For California to remain at the forefront of economic prosperity and innovation, all of us — rural and urban, coastal and inland, regardless of age or wealth — need reliable access to broadband. Leadership starts with broadening access, and this is at the core of our mission at the California Emerging Technology Fund (CETF) and a passion for triple-bottom-line leadership organizations like Valley Vision.
Recently, the U.S. Department of Justice approved in principle the proposed merger between T-Mobile and Sprint. This is a positive step forward for California. Now, we urge the California Public Utilities Commission (CPUC) to rapidly complete its review process and conclude that the merger is in Californians’ interest and will help close the digital divide in our state.
Here’s why: When T-Mobile and Sprint announced plans to merge last year, they declared New T-Mobile would be strengthened as a maverick provider capable of delivering better, more reliable, and more affordable service to customers. Naturally, CETF and groups like Valley Vision looked closely at how the merger would affect California’s communities currently on the wrong side of the digital divide.
With the green light from the U.S. Justice Department, New T-Mobile will be a stronger competitor to existing telephone and Internet service providers (ISPs) and will be able to build a nationwide high-capacity 5G network to drive down prices across the industry and improve service for Internet users.
Valley Vision and CETF particularly appreciate the merger's benefits to rural communities around the nation, including bringing greater access to rural California and 1,000 jobs to the Central Valley. Within three years of closing the merger, New T-Mobile will deliver 50 Mbps or higher to two-thirds of the rural population and 100 Mbps or higher to over half the rural population nationwide. This will dramatically improve emergency response communications and increase access to telehealth services and online education, among other benefits. These investments are critical to connecting people in towns and cities to emergency services when disaster strikes, as well as linking agriculture, healthcare, and education with markets and services around the world.

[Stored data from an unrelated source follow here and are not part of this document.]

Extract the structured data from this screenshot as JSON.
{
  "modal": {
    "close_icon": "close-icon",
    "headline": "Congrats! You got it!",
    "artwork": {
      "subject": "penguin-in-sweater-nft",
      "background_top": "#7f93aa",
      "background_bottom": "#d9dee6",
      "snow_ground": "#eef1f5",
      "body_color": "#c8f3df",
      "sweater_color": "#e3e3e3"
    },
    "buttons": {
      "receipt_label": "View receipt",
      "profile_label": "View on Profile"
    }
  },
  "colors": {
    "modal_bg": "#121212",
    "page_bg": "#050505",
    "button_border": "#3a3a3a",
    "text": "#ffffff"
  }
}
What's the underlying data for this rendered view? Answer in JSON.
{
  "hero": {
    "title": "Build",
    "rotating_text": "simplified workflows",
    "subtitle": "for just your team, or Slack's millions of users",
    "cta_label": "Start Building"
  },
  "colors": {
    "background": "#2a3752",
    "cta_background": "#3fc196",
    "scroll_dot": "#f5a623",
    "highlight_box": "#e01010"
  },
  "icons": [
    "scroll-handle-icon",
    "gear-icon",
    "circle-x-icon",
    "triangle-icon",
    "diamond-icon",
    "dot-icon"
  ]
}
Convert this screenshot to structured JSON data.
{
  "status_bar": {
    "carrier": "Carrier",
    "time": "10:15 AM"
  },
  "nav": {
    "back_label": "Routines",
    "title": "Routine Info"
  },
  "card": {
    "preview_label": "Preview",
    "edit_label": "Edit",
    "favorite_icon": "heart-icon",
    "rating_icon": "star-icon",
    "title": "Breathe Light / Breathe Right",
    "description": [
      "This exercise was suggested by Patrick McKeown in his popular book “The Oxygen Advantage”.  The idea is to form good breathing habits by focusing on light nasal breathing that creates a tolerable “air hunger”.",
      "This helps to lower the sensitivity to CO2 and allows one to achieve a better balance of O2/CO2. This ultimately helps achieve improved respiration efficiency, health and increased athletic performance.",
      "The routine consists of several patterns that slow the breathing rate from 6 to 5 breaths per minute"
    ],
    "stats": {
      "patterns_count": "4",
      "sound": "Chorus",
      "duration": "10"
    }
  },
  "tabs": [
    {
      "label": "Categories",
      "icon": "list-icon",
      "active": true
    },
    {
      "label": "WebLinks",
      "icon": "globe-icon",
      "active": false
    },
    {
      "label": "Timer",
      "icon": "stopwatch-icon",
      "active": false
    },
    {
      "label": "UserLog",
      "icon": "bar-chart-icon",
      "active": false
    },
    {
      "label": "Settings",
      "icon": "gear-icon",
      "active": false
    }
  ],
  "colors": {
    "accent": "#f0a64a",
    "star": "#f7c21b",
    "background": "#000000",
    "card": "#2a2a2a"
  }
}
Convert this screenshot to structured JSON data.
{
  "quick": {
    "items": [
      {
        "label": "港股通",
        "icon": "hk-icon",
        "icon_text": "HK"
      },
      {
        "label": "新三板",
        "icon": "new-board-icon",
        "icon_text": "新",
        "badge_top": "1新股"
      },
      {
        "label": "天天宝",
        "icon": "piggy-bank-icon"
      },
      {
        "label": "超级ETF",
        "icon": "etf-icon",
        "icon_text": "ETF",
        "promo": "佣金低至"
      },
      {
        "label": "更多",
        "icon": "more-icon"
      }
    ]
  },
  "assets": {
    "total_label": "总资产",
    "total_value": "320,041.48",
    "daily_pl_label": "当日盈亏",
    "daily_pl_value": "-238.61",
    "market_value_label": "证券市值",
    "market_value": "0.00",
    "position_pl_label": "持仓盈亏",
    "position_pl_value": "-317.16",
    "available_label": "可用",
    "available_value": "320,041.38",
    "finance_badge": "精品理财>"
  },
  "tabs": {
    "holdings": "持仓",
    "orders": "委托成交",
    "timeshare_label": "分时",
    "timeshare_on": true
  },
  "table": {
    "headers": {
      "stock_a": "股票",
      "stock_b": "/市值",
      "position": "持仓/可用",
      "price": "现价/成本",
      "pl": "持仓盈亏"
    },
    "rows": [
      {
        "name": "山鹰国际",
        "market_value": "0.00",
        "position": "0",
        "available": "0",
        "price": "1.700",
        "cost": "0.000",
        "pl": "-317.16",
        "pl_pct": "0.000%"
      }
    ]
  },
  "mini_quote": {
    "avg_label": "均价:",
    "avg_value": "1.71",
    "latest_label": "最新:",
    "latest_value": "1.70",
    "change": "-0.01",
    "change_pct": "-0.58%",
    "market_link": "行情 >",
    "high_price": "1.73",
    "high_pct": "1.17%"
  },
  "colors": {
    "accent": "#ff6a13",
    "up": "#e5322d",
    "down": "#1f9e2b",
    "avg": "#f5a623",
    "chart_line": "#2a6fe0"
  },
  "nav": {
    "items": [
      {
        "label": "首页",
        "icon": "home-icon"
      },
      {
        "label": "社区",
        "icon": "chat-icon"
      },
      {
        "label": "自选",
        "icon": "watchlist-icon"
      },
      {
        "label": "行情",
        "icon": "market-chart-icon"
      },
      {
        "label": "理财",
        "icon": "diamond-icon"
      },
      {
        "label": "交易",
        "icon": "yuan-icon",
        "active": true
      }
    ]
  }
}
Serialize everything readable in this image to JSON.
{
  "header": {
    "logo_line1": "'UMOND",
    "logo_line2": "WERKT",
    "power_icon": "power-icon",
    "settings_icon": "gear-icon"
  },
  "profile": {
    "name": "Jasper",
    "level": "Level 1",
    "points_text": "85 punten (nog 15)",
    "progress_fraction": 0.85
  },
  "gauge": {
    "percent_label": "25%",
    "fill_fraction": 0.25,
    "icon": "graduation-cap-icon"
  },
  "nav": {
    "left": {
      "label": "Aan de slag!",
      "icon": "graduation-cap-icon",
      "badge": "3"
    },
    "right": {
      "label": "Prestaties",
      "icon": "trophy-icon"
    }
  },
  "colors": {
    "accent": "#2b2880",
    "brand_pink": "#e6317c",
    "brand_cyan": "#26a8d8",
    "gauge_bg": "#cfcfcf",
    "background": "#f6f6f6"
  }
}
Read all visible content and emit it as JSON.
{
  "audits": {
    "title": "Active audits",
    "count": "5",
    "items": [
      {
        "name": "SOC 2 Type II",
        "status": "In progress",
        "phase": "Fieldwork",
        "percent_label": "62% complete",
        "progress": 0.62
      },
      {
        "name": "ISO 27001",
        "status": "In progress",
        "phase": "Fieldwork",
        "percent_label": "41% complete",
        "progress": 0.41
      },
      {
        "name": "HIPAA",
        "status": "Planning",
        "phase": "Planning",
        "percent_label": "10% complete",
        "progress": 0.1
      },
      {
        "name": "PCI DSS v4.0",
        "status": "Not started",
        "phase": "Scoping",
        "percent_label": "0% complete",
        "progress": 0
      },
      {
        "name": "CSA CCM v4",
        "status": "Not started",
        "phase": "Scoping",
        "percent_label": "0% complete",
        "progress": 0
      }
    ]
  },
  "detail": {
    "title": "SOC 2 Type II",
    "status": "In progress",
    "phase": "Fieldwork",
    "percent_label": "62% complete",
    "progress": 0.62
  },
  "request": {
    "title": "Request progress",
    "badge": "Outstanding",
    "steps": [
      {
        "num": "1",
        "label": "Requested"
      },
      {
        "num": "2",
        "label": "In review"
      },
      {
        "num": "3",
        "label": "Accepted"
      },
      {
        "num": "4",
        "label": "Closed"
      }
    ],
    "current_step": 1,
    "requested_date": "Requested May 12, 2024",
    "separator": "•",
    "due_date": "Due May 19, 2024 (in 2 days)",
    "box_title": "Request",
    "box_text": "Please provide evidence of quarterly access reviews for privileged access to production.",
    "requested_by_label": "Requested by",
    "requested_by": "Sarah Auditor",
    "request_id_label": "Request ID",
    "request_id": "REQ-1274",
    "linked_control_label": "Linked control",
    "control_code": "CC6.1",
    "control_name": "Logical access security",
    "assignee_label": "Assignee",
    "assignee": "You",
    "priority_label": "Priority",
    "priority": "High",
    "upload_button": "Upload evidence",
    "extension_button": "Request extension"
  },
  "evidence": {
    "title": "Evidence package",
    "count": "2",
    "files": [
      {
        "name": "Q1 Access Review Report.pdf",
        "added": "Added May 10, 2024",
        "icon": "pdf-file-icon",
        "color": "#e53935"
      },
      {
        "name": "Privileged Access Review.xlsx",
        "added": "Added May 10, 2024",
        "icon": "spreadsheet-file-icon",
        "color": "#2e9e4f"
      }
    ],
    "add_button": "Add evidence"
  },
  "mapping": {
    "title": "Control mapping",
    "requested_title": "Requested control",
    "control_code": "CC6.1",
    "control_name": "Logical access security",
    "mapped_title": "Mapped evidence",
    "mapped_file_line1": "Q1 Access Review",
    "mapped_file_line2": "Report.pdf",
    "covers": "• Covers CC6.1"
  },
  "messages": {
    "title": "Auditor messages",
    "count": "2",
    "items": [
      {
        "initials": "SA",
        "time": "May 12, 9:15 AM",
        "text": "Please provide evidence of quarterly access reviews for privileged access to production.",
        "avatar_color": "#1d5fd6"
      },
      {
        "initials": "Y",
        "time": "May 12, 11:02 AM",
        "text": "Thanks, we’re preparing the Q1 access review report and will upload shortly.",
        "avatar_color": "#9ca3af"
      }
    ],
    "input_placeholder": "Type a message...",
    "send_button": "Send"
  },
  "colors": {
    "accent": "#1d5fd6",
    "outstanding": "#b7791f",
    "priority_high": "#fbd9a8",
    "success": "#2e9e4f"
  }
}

Moreover, T-Mobile has pledged to ensure that New T-Mobile has the capability to provide better, more reliable, and more affordable service to the most digitally disadvantaged customers in rural California following the close of its merger with Sprint. In a memorandum of understanding with CETF, T-Mobile pledges to double down to provide access to Californians who currently lack adequate service.
New T-Mobile will ensure its 5G network is available throughout the state, with speeds that exceed the Federal Communications Commission commitments, as verified by a third-party testing firm. The combined company will also significantly increase the number of low-income households receiving Lifeline or other subsidized rates through at least 2024, including free devices and free high-speed data. And New T-Mobile will deploy 5G service at 10 rural fairgrounds that do not have broadband speeds today and retain and expand mobile communications equipment in the state to support emergency response capabilities.
Additionally, the New T-Mobile will commit more than $12 million to schools participating in the statewide, CETF-led School2Home program, which helps bridge the digital divide and close the achievement gap for students disadvantaged by inadequate access to technology. It serves schools in Sacramento City Unified and Winters Joint Unified school districts. The company also will invest tens of millions more in digital literacy and local government digital inclusion programs.
There is an important hurdle to realizing these significant public benefit investments: California is one of the few states that hasn’t yet completed its review of the transaction. In the wake of the U.S. DOJ approval, it’s time for the CPUC to complete its review process and approve the merger so Californians can benefit from greater access to broadband.